Perhaps the best insight into the medieval outlook of heaven and hell, with this world stuck between the two, is provided by the poem Piers Plowman, now generally accepted to have been written by William Langland, of Shipton-under-Wychwood in the 14th century.

There are early manuscripts of the poem in the Bodleian Library, Oxford, but it is the edition of the third and final version, known as the C Text, at Trinity College, Dublin, that places Langland in Oxfordshire. It categorically states that: "Stacy de Rokayle was the father of William de Langlond; this Stacy was of noble birth and dwelt in Shipton-under-Wychwood, a tenant of the Lord Spenser in the county of Oxfordshire. The aforesaid William made the book which is called Piers Plowman. Other manuscripts refer to the author as William W., which could mean William of Wychwood."

It seems that in those far-off days ordinary men and women, for the most part illiterate, lived out their lives in a sort of religious haze, almost a dream world. Indeed the first vision that the narrator (called Will) describes, occurs in a dream. He sees a tower where truth dwells, and a deep dungeon.

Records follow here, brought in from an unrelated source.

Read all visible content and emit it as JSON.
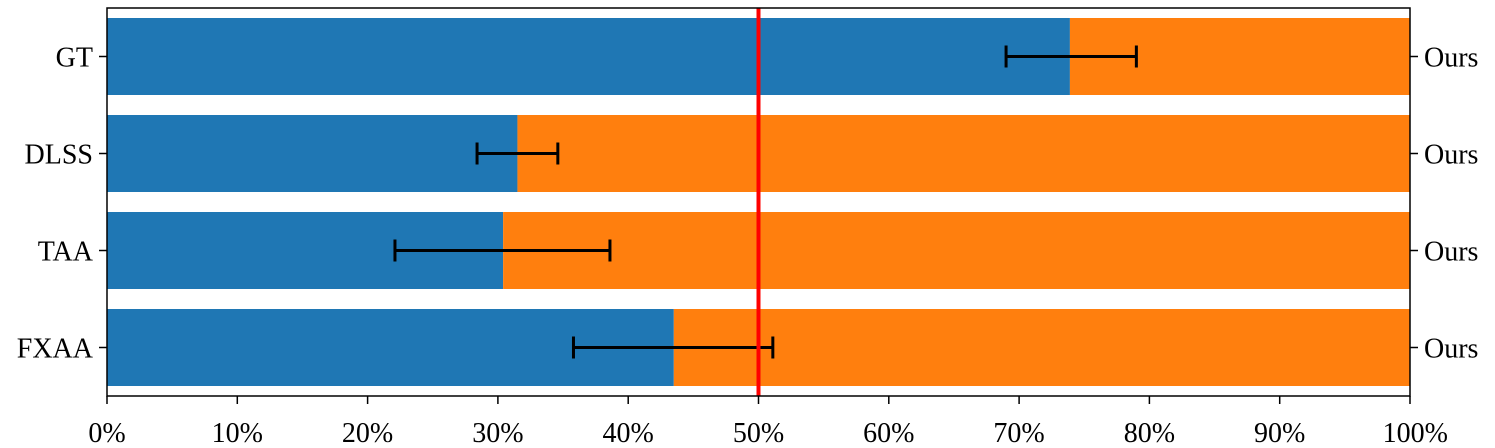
{
  "chart_data": {
    "type": "bar",
    "orientation": "horizontal",
    "stacked": true,
    "title": "",
    "xlabel": "",
    "ylabel": "",
    "xlim": [
      0,
      100
    ],
    "x_ticks": [
      "0%",
      "10%",
      "20%",
      "30%",
      "40%",
      "50%",
      "60%",
      "70%",
      "80%",
      "90%",
      "100%"
    ],
    "categories": [
      "GT",
      "DLSS",
      "TAA",
      "FXAA"
    ],
    "right_labels": [
      "Ours",
      "Ours",
      "Ours",
      "Ours"
    ],
    "series": [
      {
        "values": [
          73.9,
          31.5,
          30.4,
          43.5
        ],
        "color": "#1f77b4"
      },
      {
        "values": [
          26.1,
          68.5,
          69.6,
          56.5
        ],
        "color": "#ff7f0e"
      }
    ],
    "error_bars": [
      {
        "low": 69.0,
        "high": 79.0
      },
      {
        "low": 28.4,
        "high": 34.6
      },
      {
        "low": 22.1,
        "high": 38.6
      },
      {
        "low": 35.8,
        "high": 51.1
      }
    ],
    "reference_line": {
      "x": 50,
      "color": "#ff0000"
    },
    "grid": false,
    "legend": "none"
  }
}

Between them he sees "a fair feeld ful of folk" where the grand and the less grand go about their worldly business.

One is reminded of Thomas Hobbes, a student at Magdalen Hall, Oxford, writing in Leviathan some 300 years later: "No arts, no letters, no society; and which is worst of all, continual fear of violent death; and the life of man, solitary, poor, nasty, brutish, and short."

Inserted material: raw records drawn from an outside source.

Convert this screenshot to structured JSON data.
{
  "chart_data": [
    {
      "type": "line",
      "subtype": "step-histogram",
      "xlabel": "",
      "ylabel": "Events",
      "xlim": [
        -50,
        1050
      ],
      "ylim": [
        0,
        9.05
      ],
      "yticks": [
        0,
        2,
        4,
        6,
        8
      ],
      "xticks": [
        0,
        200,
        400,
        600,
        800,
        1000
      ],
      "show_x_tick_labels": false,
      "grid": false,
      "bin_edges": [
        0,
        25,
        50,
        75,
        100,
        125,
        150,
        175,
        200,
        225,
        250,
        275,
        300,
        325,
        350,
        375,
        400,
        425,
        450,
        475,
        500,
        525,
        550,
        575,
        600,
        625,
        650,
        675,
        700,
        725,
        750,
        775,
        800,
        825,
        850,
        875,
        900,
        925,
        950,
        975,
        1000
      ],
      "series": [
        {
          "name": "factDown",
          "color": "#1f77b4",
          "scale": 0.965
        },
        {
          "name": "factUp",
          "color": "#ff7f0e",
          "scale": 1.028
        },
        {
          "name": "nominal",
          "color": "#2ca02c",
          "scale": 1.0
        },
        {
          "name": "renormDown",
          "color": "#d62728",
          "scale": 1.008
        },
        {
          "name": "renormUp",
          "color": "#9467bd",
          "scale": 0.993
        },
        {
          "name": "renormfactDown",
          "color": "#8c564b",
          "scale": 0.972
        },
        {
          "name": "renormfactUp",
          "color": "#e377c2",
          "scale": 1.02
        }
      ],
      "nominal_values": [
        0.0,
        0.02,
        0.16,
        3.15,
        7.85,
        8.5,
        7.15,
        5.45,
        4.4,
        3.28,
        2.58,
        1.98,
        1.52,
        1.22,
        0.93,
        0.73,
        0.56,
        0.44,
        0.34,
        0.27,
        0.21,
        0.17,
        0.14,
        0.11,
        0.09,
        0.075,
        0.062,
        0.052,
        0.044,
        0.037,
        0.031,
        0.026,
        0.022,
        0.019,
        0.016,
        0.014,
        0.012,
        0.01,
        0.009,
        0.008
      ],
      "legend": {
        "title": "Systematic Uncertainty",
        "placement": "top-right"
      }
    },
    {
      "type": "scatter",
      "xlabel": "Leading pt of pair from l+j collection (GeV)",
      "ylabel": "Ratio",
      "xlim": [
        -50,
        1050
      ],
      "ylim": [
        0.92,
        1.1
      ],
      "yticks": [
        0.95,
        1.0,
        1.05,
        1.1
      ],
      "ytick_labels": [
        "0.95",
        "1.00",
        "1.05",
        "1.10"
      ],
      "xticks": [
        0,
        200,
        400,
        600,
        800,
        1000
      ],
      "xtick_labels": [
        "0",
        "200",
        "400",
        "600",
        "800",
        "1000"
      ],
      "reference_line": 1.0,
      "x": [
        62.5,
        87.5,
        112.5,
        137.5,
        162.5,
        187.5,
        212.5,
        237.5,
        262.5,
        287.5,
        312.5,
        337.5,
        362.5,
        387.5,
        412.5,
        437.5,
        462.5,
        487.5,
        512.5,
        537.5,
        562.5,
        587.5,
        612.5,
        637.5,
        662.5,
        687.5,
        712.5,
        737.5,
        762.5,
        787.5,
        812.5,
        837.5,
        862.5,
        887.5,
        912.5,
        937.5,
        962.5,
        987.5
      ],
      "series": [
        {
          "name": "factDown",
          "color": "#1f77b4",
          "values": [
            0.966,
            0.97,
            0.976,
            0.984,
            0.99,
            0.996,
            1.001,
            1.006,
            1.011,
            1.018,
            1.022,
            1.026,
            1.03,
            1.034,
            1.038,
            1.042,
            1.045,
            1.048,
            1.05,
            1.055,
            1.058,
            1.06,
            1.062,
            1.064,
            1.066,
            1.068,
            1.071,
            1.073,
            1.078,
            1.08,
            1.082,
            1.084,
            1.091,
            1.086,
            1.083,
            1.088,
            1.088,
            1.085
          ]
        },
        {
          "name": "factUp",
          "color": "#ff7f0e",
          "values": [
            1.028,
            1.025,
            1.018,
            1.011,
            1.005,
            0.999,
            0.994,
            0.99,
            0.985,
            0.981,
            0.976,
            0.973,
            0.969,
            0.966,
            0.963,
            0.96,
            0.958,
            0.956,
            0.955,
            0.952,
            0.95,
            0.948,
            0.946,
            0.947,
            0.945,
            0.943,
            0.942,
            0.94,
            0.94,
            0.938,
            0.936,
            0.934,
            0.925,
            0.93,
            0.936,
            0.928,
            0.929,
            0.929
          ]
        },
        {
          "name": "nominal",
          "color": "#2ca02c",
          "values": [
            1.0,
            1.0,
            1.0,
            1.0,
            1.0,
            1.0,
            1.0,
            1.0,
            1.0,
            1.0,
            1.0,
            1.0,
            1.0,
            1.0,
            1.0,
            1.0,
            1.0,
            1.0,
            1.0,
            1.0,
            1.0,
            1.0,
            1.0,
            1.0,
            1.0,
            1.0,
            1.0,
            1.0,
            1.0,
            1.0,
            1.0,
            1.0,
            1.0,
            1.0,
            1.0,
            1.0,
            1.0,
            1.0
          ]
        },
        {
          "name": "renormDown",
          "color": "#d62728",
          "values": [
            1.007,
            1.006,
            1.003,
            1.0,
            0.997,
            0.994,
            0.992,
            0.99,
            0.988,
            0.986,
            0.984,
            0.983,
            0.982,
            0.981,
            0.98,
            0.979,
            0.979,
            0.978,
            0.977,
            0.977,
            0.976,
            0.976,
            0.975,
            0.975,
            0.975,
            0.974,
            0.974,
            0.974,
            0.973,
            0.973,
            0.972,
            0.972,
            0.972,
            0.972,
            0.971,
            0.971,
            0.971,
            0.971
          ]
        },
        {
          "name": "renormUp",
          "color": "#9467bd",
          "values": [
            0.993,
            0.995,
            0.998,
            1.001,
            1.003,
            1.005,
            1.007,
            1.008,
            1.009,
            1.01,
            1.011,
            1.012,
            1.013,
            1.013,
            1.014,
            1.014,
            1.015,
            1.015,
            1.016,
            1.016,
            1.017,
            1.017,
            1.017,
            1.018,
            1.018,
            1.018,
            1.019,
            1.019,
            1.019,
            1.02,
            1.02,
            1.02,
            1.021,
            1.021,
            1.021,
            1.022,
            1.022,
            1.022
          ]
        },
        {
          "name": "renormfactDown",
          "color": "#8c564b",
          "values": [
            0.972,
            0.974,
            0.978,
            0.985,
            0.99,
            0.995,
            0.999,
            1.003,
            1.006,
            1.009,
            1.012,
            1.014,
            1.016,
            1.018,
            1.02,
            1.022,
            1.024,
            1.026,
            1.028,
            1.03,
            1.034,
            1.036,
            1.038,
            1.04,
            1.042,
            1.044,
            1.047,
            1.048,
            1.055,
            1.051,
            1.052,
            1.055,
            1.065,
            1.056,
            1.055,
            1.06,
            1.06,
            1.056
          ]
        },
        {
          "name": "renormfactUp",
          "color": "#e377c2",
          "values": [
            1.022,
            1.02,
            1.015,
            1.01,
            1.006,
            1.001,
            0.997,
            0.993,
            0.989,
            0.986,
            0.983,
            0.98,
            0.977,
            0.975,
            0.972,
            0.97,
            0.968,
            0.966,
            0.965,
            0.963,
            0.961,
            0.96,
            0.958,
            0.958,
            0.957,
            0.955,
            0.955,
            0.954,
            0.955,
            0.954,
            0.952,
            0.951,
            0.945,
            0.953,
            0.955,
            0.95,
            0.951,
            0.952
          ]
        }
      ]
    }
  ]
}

But what would have happened to, say, a poor ploughman who fell ill in Oxfordshire in the 14th century?

He would probably simply die in his hovel unless he found his way to one of the county's hospitals, set up piecemeal by charitable nobles and merchants and usually funded from endowments based on the rents from land.

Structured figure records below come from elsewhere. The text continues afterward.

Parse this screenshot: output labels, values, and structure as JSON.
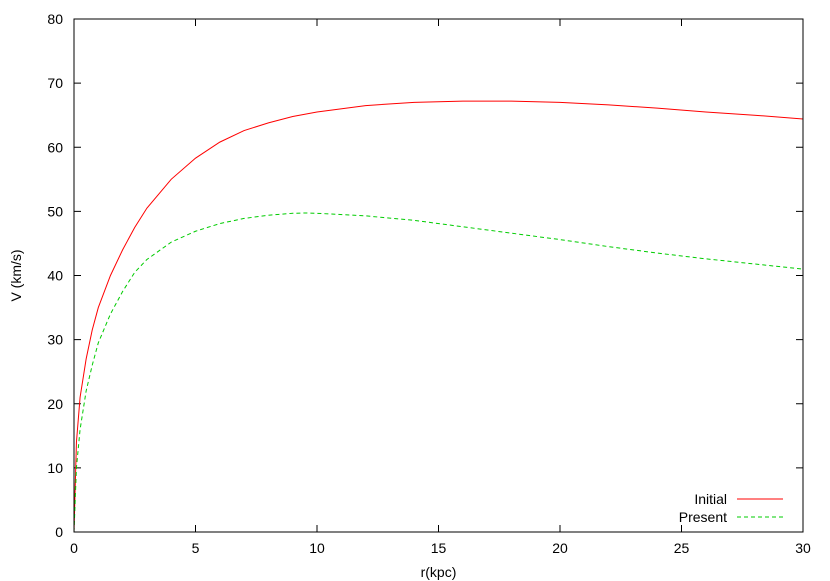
{
  "chart_data": {
    "type": "line",
    "title": "",
    "xlabel": "r(kpc)",
    "ylabel": "V (km/s)",
    "xlim": [
      0,
      30
    ],
    "ylim": [
      0,
      80
    ],
    "xticks": [
      "0",
      "5",
      "10",
      "15",
      "20",
      "25",
      "30"
    ],
    "yticks": [
      "0",
      "10",
      "20",
      "30",
      "40",
      "50",
      "60",
      "70",
      "80"
    ],
    "grid": false,
    "legend_position": "bottom-right",
    "series": [
      {
        "name": "Initial",
        "color": "#ff0000",
        "dash": "solid",
        "x": [
          0,
          0.1,
          0.25,
          0.5,
          0.75,
          1,
          1.5,
          2,
          2.5,
          3,
          4,
          5,
          6,
          7,
          8,
          9,
          10,
          12,
          14,
          16,
          18,
          20,
          22,
          24,
          26,
          28,
          30
        ],
        "y": [
          0,
          14,
          21,
          27,
          31.5,
          35,
          40,
          44,
          47.5,
          50.5,
          55,
          58.3,
          60.8,
          62.6,
          63.8,
          64.8,
          65.5,
          66.5,
          67,
          67.2,
          67.2,
          67,
          66.6,
          66.1,
          65.5,
          65,
          64.4
        ]
      },
      {
        "name": "Present",
        "color": "#00cc00",
        "dash": "dashed",
        "x": [
          0,
          0.1,
          0.25,
          0.5,
          0.75,
          1,
          1.5,
          2,
          2.5,
          3,
          4,
          5,
          6,
          7,
          8,
          9,
          9.5,
          10,
          12,
          14,
          16,
          18,
          20,
          22,
          24,
          26,
          28,
          30
        ],
        "y": [
          0,
          10,
          16,
          22,
          26,
          29.5,
          34,
          37.5,
          40.5,
          42.5,
          45.2,
          46.9,
          48.1,
          48.9,
          49.4,
          49.7,
          49.75,
          49.7,
          49.3,
          48.6,
          47.6,
          46.6,
          45.6,
          44.5,
          43.5,
          42.6,
          41.8,
          41
        ]
      }
    ]
  }
}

Someone living in the Royal Forest of Wychwood, for instance, might have been cared for at St John's Hospital in nearby Burford. Records show that Henry III granted ten cartloads of dry firewood to that hospital in 1226 and that later more wood from the royal forest was forthcoming.

Ironically, the Black Death seems to have removed many of the sick from Oxfordshire, including most lepers for whom many early hospitals were founded. Indeed, Margaret Markham in her notes on medieval hospitals in the excellent Vale and Downland Local History Series, remarks that John Gaddesdon, professor of medicine at Oxford from 1307-1325, described four different types of leprosy.

St Bartholomew's Hospital in Oxford was originally founded for 12 lepers but the number was later reduced to eight, of whom two were required to be fit enough to plough the few acres surrounding the place.

Patients in Oxfordshire's hospitals were under the charge of one or more priests. At Ewelme, a rare example of a medieval hospital that survived the Reformation, no one with an intolerable disease such as leprosy was admitted, and to some extent the place was a home for the old and infirm.

Inmates at most hospitals were forced to lead almost monastic lives complete with vows of poverty, chastity and obedience. Even at Ewelme, a comparatively easy-going establishment founded in the 15th century, all patents had to leave their property to the hospital when they died. Anyone receiving property yielding more than £4 a year had to leave the house, and anyone with property yielding less than that had to give half to the foundation.

What ploughman then, one wonders, would ever have entertained a vision of the present John Radcliffe Hospital?